Almost 87 percent of Iranian women are economically inactive, announced Vahideh Negin, advisor to the Labor Minister on women’s affairs.
On the anniversary of the adoption of the Labor Law in Iran, Vahideh Negin had an interview with the Iranian Labor News Agency, ILNA, on November 20. She said there is only 13% of Iranian women’s economic participation and “half of them are employed in the unofficial business sector.”
Negin said, “If we presume that half of the country’s active workforce are women, that is 32 million, we will come up with 28 million economically inactive people.”
Negin said: “Of the female population above 10 years of age, 18.9% are students, 3.6% have income without jobs, and 60% are housewives. Women’s unemployment rate is more than 19% and more than double the men’s based on official figures published in spring 2015.”
She noted a 26 per cent gap between women’s employment in services and industry sectors. In spring 2015, only 24 per cent of women are employed in the industrial sector. 25% are employed in the agriculture sector, but 50% in the services sector.”

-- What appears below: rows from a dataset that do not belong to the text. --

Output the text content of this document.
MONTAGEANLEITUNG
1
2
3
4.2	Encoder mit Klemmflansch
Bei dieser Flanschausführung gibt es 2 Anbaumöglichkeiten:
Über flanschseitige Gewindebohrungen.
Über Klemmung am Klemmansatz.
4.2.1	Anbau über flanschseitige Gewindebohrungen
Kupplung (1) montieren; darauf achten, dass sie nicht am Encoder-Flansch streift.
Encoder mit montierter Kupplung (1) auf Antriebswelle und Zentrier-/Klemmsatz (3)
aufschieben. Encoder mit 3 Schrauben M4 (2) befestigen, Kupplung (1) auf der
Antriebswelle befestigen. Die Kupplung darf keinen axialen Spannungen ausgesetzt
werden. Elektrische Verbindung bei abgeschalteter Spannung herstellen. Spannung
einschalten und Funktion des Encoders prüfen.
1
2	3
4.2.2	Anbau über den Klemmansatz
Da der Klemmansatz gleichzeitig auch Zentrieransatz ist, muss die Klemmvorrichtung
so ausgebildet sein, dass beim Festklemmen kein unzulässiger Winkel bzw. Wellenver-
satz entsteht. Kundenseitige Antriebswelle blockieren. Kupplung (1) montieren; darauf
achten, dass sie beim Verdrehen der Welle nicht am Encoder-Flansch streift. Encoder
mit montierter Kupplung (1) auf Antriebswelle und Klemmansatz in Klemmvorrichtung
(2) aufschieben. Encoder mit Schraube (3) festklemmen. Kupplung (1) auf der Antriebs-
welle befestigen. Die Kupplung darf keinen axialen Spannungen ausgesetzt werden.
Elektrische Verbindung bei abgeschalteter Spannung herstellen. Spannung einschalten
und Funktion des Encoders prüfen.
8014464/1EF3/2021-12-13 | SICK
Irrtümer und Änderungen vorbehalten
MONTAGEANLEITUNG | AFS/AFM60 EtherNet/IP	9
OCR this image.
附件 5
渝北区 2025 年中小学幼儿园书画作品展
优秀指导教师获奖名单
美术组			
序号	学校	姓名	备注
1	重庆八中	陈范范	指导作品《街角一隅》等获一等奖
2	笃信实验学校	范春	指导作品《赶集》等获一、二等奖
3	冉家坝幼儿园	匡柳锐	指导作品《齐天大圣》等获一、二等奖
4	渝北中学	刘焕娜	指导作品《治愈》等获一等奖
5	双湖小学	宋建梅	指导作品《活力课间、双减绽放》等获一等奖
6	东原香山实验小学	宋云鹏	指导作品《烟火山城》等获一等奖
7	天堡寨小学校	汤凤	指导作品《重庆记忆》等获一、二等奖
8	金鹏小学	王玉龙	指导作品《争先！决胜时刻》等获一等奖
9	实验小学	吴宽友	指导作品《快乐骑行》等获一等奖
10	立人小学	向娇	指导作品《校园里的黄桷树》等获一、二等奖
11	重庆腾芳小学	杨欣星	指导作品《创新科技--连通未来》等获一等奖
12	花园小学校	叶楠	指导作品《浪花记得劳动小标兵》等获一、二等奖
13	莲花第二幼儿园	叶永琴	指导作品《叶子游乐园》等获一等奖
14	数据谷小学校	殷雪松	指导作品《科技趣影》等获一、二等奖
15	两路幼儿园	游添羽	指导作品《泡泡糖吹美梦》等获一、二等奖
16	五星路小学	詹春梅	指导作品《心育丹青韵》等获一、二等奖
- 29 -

The Labor Ministry advisor on women’s affairs acknowledged that gender segregation is an impediment in the employment of women which limits their choice of jobs, reduces their wages and undermines their prestige.
Some officials of the clerical regime have in recent years opposed women’s occupation, claiming that it “harms the family”.
Mullah Yousef Tabatabaii-Nejad, Friday Prayer Leader and Khamenei’s representative in Isfahan, declared on November 18, “It is not a woman’s right to work. A man works and provides for the expenses and a woman must get her money for the house chores from the man.”